It's back-to-school time around these parts. That's right - early August.
And it's hot.
I mean real hot.
I mean I accidentally left a candle in my trunk, and it melted and was completely liquid. In an hour. Hot.
And because it's hot, we should all still be in the pool, sipping on juice, eating
So for this week, it's still summer at attempting creative.
And what's summer without baseball?
"But I don't fry."
Yeah, whatever. I don't either. I let other people fry. I'm scared of heating oil above, say, room temperature. But get over it just for this recipe. I did. Sorta.
Be Don't be OCD like me and set out all your ingredients, just to make sure you don't start and realize half-way through you're short some ingredient. (Been there. Done that. Can I get an "Amen!"?)
Stare in complete wonder that, yet again, you can't measure flour without it getting everywhere. Wonder why in the world that is.
Oh. That's just me? Okay, moving on.
Combine the cornmeal, flour, baking powder, baking soda, cayenne pepper (don't be scared--it's okay), sugar, and kosher salt?
Combine buttermilk and water, then stir in dry ingredients. You know, 'til it's all batter-y. Set it aside.
Find your 8-quart pan. It needs to have high sides 'cause o' the oil that will bubble up.
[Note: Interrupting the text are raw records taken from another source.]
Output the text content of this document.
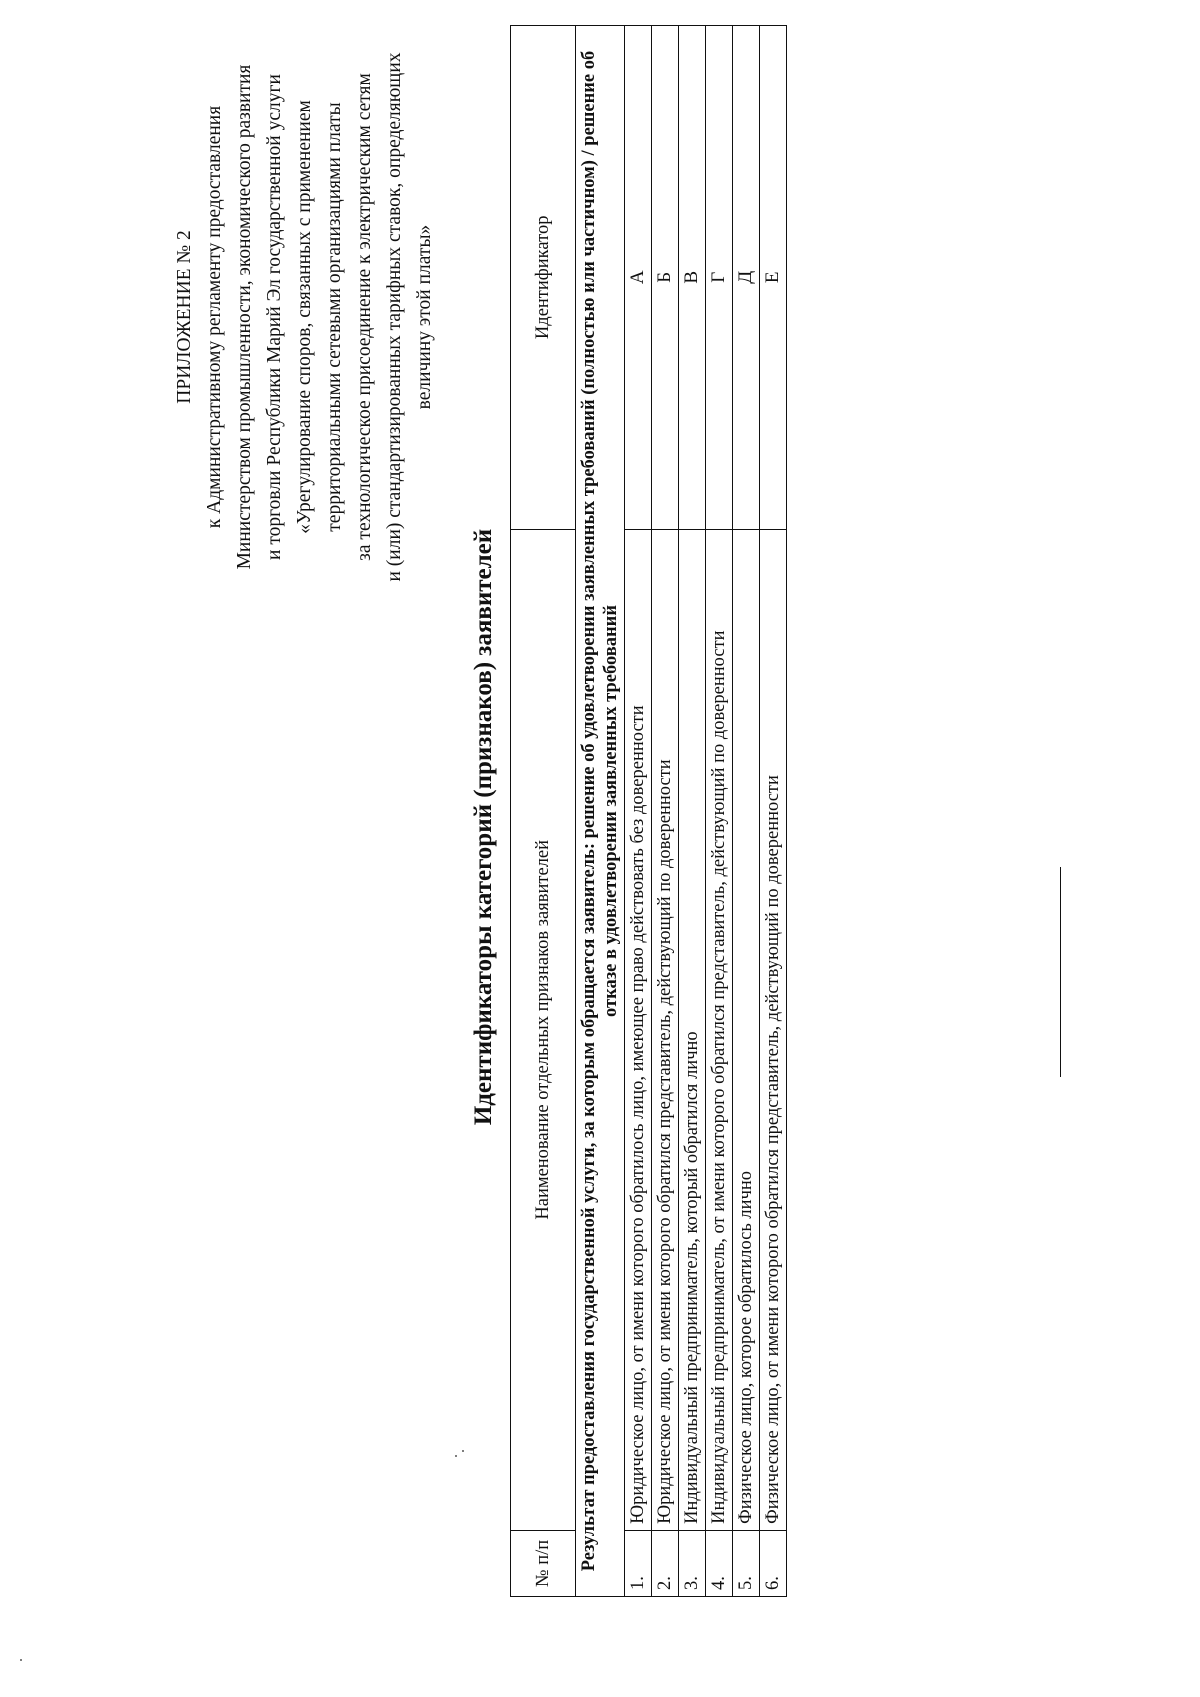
ПРИЛОЖЕНИЕ № 2 к Административному регламенту предоставления Министерством промышленности, экономического развития и торговли Республики Марий Эл государственной услуги «Урегулирование споров, связанных с применением территориальными сетевыми организациями платы за технологическое присоединение к электрическим сетям и (или) стандартизированных тарифных ставок, определяющих величину этой платы»
Идентификаторы категорий (признаков) заявителей
№ п/п	Наименование отдельных признаков заявителей	Идентификатор
Результат предоставления государственной услуги, за которым обращается заявитель: решение об удовлетворении заявленных требований (полностью или частичном) / решение об отказе в удовлетворении заявленных требований		
1.	Юридическое лицо, от имени которого обратилось лицо, имеющее право действовать без доверенности	А
2.	Юридическое лицо, от имени которого обратился представитель, действующий по доверенности	Б
3.	Индивидуальный предприниматель, который обратился лично	В
4.	Индивидуальный предприниматель, от имени которого обратился представитель, действующий по доверенности	Г
5.	Физическое лицо, которое обратилось лично	Д
6.	Физическое лицо, от имени которого обратился представитель, действующий по доверенности	Е
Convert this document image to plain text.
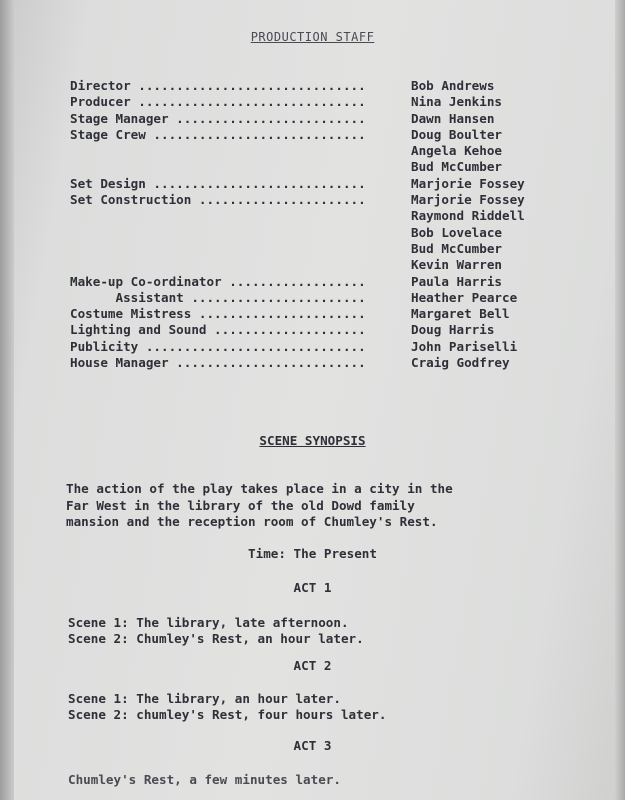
PRODUCTION STAFF
Director ..............................	Bob Andrews
Producer ..............................	Nina Jenkins
Stage Manager .........................	Dawn Hansen
Stage Crew ............................	Doug Boulter
Angela Kehoe
Bud McCumber
Set Design ............................	Marjorie Fossey
Set Construction ......................	Marjorie Fossey
Raymond Riddell
Bob Lovelace
Bud McCumber
Kevin Warren
Make-up Co-ordinator ..................	Paula Harris
Assistant .......................	Heather Pearce
Costume Mistress ......................	Margaret Bell
Lighting and Sound ....................	Doug Harris
Publicity .............................	John Pariselli
House Manager .........................	Craig Godfrey
SCENE SYNOPSIS
The action of the play takes place in a city in the
Far West in the library of the old Dowd family
mansion and the reception room of Chumley's Rest.
Time: The Present
ACT 1
Scene 1: The library, late afternoon.
Scene 2: Chumley's Rest, an hour later.
ACT 2
Scene 1: The library, an hour later.
Scene 2: chumley's Rest, four hours later.
ACT 3
Chumley's Rest, a few minutes later.
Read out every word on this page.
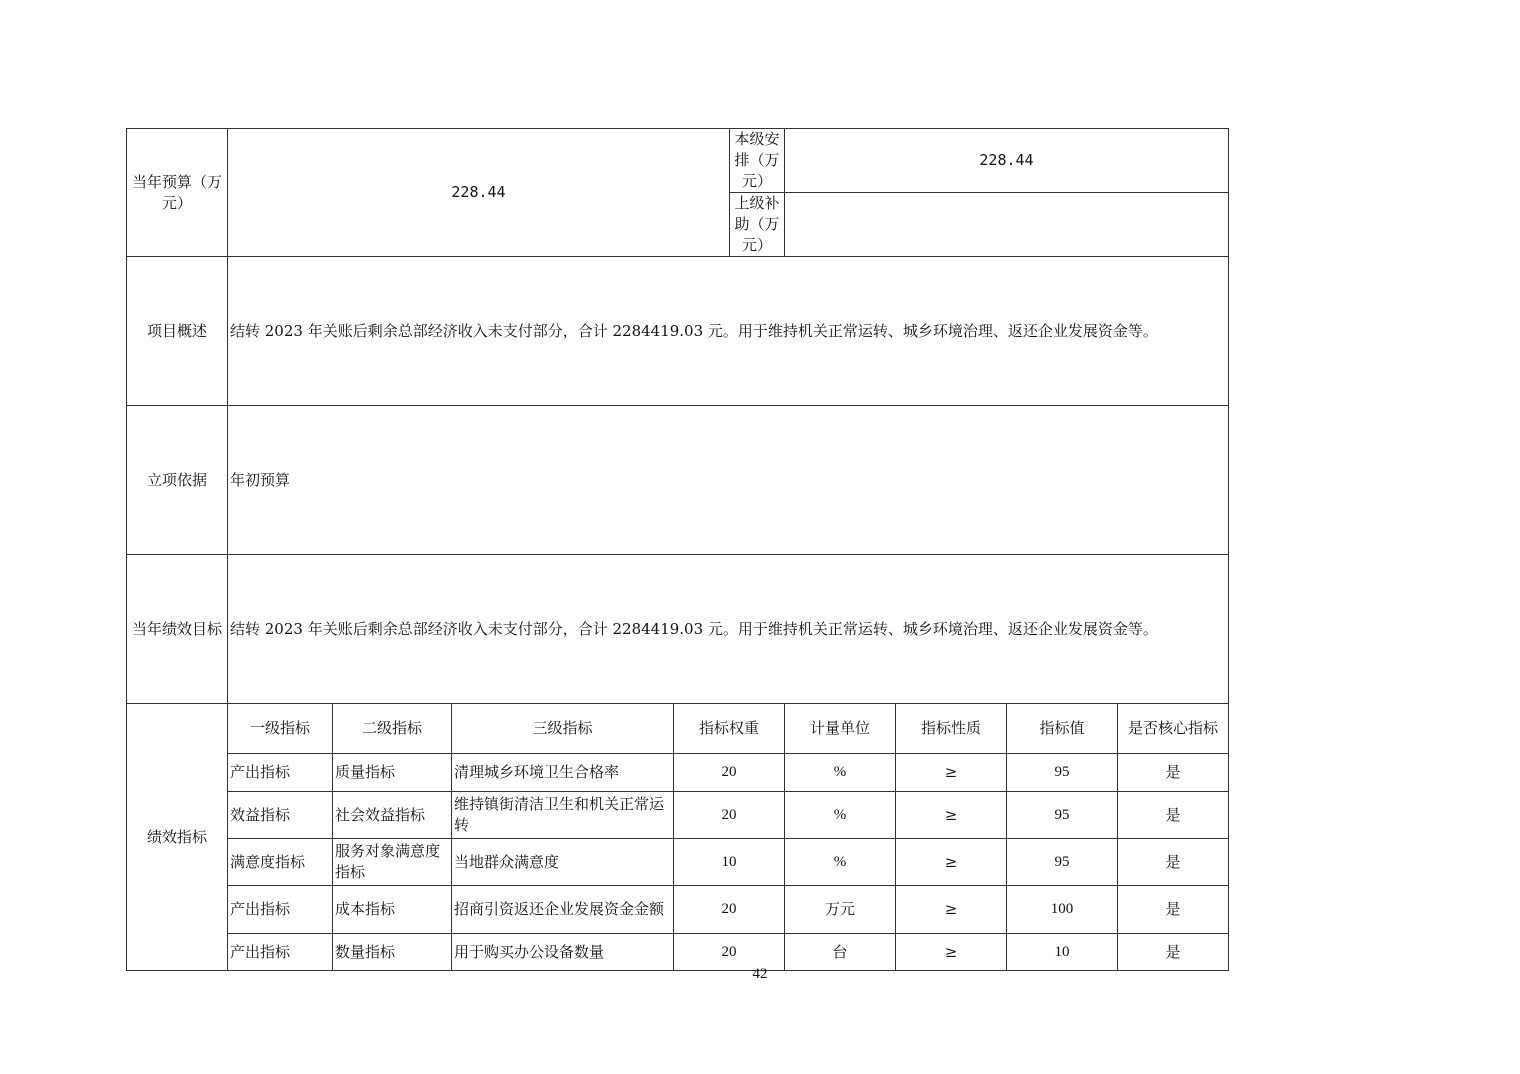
当年预算（万元）	228.44				本级安排（万元）	228.44			
					上级补助（万元）				
项目概述	结转 2023 年关账后剩余总部经济收入未支付部分，合计 2284419.03 元。用于维持机关正常运转、城乡环境治理、返还企业发展资金等。								
立项依据	年初预算								
当年绩效目标	结转 2023 年关账后剩余总部经济收入未支付部分，合计 2284419.03 元。用于维持机关正常运转、城乡环境治理、返还企业发展资金等。								
绩效指标	一级指标	二级指标	三级指标	指标权重		计量单位	指标性质	指标值	是否核心指标
	产出指标	质量指标	清理城乡环境卫生合格率	20		%	≥	95	是
	效益指标	社会效益指标	维持镇街清洁卫生和机关正常运转	20		%	≥	95	是
	满意度指标	服务对象满意度指标	当地群众满意度	10		%	≥	95	是
	产出指标	成本指标	招商引资返还企业发展资金金额	20		万元	≥	100	是
	产出指标	数量指标	用于购买办公设备数量	20		台	≥	10	是
42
Pour in vegetable oil. Boy, that's a lot of oil, but it's worth it. I promise. (By the way, why does the oil make the bottom of my pan look like gold leaf?)
Don't buy the totally-horrible flat toothpicks. I wasn't paying attention. They kept breaking on me. Oy.
Heat your oil to 375°F, using a candy thermometer. Breathe deeply. Heating oil is perfectly okay. Your house isn't going to explode. (Oh. That's just me, again? Okay, moving on.)
Skewer all your cocktail sausages and get them ready for a bath in the batter.
Congrats! You successfully heated your oil. And the world is still spinning.
Dunk your cocktail sausages in the batter. Now it's time for them to take a swim in the oil you successfully heated to 375°F.
Woohoo! We're cookin' corn dogs!
One pack of sausages makes about 40 mini corn dogs. I think I counted 39 in the end. One may or may not have walked off into someone's mouth before the headcount.
Ketchup. Mustard. Dipping sauces. Perfection. Mini corn dog perfection.
Mini Corn Dogs
adapted from Sunset
1 cup yellow cornmeal
3/4 cup all-purpose flour
1 1/2 teaspoons kosher salt
3/4 teaspoon baking powder
1/4 teaspoon baking soda
1/4 teaspoon cayenne pepper
2 tablespoons plus 1 teaspoon sugar
1 1/4 cups buttermilk
3 tablespoons water
4 cups vegetable oil
1 pack (16 ounces) cocktail sausages
1. In a medium-sized bowl, combine cornmeal, flour, salt, baking powder, baking soda, cayenne pepper, and sugar.
2. In a separate bowl, mix buttermilk and water. Then stir in dry ingredients and mix until combined. Let rest 10 minutes while the oil heats.
3. Heat vegetable oil to 375°F (measuring with a candy thermometer) in a high-sided, 8-quart pan. Insert a toothpick into each cocktail sausage and set aside.
4. When oil is heated, remix batter. If your bowl is shallow, transfer the batter to a tall/deep dish. This is to make dunking the sausages easier. Working with three sausages at a time, dip each sausage into the batter and drop directly into the heated oil. (Don't cook more than three at a time. They cook too quickly, and one may burn before you get it out if too many are in there.)
5. Turn corn dogs with a slotted spoon until it's golden brown. Transfer to a paper-towel-lined plate to drain extra oil. Let cool slightly before eating.